Per dare esecuzione ad un’opera pubblica o all’attuazione di un intervento urbanistico, purché non vi ostino ragioni igienico-sanitarie, il consiglio comunale può consentire, previo parere favorevole della competente azienda sanitaria locale, la riduzione della zona di rispetto tenendo conto degli elementi ambientali di pregio dell’area, autorizzando l’ampliamento di edifici preesistenti o la costruzione di nuovi edifici. La riduzione di cui al periodo precedente si applica con identica procedura anche per la realizzazione di parchi, giardini e annessi, parcheggi pubblici e privati, attrezzature sportive, locali tecnici e serre.
Al fine dell’acquisizione del parere della competente azienda sanitaria locale, previsto dal presente articolo, decorsi inutilmente due mesi dalla richiesta, il parere si ritiene espresso favorevolmente.
All’interno della zona di rispetto per gli edifici esistenti sono consentiti interventi di recupero ovvero interventi funzionali all’utilizzo dell’edificio stesso, tra cui l’ampliamento nella percentuale massima del 10 per cento e i cambi di destinazione d’uso, oltre a quelli previsti dalle lettere a), b), c) e d) del primo comma dell’articolo 31 della legge 5 agosto 1978, n. 457.
Al riguardo la giurisprudenza amministrativa, condivisa dal Collegio, si è da tempo orientata verso il principio per cui “il vincolo cimiteriale di inedificabilità viene ad imporsi ex se, con efficacia diretta ed immediata, indipendentemente da qualsiasi recepimento in strumenti urbanistici, i quali non sono idonei, proprio per la loro natura, ad incidere sulla esistenza o sui limiti di tal vincolo”. Ed ancora è stato sottolineato che: “Poiché sia la disposizione di cui all’art. 338, primo comma, del testo unico approvato col R.D. n. 1265 del 1934 , sia quella di cui all’ art. 57 del D.P.R. n. 285 del 1990, dispongono il divieto di costruire o ampliare edifici intorno ai cimiteri, imponendo una fascia di rispetto, si deve ritenere che tali disposizioni determinino il regime giuridico delle aree rientranti nella fascia di rispetto cimiteriale e si applichino indipendentemente da quale sia la loro destinazione prevista dal piano regolatore (Cons. di Stato, Sez. IV, 22 novembre 2013, n. 5544).

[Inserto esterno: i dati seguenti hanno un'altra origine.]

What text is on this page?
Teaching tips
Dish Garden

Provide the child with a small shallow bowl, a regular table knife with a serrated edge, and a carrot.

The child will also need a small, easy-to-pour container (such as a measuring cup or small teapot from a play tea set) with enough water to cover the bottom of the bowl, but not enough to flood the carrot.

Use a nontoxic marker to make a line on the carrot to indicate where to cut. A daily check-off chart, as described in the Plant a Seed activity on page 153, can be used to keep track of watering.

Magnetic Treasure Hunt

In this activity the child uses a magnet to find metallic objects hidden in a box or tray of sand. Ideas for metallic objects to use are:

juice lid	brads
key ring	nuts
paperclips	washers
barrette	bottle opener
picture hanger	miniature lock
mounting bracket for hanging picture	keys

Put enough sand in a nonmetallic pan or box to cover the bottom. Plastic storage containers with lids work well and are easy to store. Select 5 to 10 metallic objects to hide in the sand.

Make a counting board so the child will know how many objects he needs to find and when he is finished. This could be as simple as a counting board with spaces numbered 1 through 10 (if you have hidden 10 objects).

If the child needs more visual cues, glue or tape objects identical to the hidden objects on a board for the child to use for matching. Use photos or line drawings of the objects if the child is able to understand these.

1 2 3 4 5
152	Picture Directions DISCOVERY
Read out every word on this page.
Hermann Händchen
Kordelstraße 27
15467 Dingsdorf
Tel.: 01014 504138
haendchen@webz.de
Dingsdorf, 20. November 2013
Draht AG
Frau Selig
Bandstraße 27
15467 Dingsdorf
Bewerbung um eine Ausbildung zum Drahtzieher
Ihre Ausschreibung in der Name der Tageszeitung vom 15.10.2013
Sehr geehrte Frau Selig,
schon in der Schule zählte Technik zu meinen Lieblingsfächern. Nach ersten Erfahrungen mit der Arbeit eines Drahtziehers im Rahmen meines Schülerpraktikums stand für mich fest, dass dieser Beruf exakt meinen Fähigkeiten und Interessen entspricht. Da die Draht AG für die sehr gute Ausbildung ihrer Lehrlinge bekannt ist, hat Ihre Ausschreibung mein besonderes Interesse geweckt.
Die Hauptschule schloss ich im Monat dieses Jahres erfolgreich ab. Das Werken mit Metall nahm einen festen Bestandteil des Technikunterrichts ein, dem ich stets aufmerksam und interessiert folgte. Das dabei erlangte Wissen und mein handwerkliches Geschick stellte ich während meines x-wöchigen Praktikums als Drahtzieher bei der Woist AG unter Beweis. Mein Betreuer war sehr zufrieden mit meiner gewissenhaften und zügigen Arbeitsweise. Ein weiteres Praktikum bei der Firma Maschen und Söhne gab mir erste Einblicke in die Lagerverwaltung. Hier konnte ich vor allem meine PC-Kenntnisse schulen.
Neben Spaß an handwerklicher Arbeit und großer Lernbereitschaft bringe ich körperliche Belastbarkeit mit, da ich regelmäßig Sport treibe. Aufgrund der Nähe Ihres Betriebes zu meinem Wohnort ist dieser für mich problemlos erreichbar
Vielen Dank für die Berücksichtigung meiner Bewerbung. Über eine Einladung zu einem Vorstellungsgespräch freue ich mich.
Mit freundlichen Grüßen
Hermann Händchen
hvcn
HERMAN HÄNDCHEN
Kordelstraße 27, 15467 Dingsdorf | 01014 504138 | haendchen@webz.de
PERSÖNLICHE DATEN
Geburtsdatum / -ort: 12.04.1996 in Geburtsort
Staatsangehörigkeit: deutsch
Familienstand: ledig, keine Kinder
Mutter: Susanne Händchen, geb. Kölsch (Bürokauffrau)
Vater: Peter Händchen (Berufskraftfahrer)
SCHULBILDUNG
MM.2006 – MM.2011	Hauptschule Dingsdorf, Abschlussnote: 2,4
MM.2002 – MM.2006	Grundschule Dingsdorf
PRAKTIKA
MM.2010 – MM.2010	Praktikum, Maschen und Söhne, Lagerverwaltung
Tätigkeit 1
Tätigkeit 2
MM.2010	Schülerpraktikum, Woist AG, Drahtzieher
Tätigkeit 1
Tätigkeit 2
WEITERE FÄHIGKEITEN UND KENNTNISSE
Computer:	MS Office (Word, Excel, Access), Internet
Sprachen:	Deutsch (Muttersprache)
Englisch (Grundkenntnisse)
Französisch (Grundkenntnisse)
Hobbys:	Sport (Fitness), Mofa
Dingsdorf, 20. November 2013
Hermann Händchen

Il vincolo imposto dall’art. 338 R.D. n. 1265/1934 e dall’art. 57 D.P.R. n. 285/1990 è un vincolo assoluto di inedificabilità ex lege, tale da prevalere addirittura anche su eventuali disposizioni urbanistiche contrarie (cfr. T.A.R. Toscana Firenze, Sez. III, 2 febbraio 2015, n. 181).
Trattasi di un vincolo assoluto di inedificabilità, che non consente in alcun modo l’allocazione sia di edifici, sia di opere incompatibili col vincolo medesimo, in considerazione dei molteplici interessi pubblici che tale fascia di rispetto intende tutelare e che possono enuclearsi nelle esigenze di natura igienico sanitaria, nella salvaguardia della peculiare sacralità che connota i luoghi destinati alla inumazione ed alla sepoltura, nel mantenimento di un’area di possibile espansione della cinta cimiteriale (cfr. T.A.R. Campania Napoli, Sez. IV, 14 novembre 2014, n. 5942).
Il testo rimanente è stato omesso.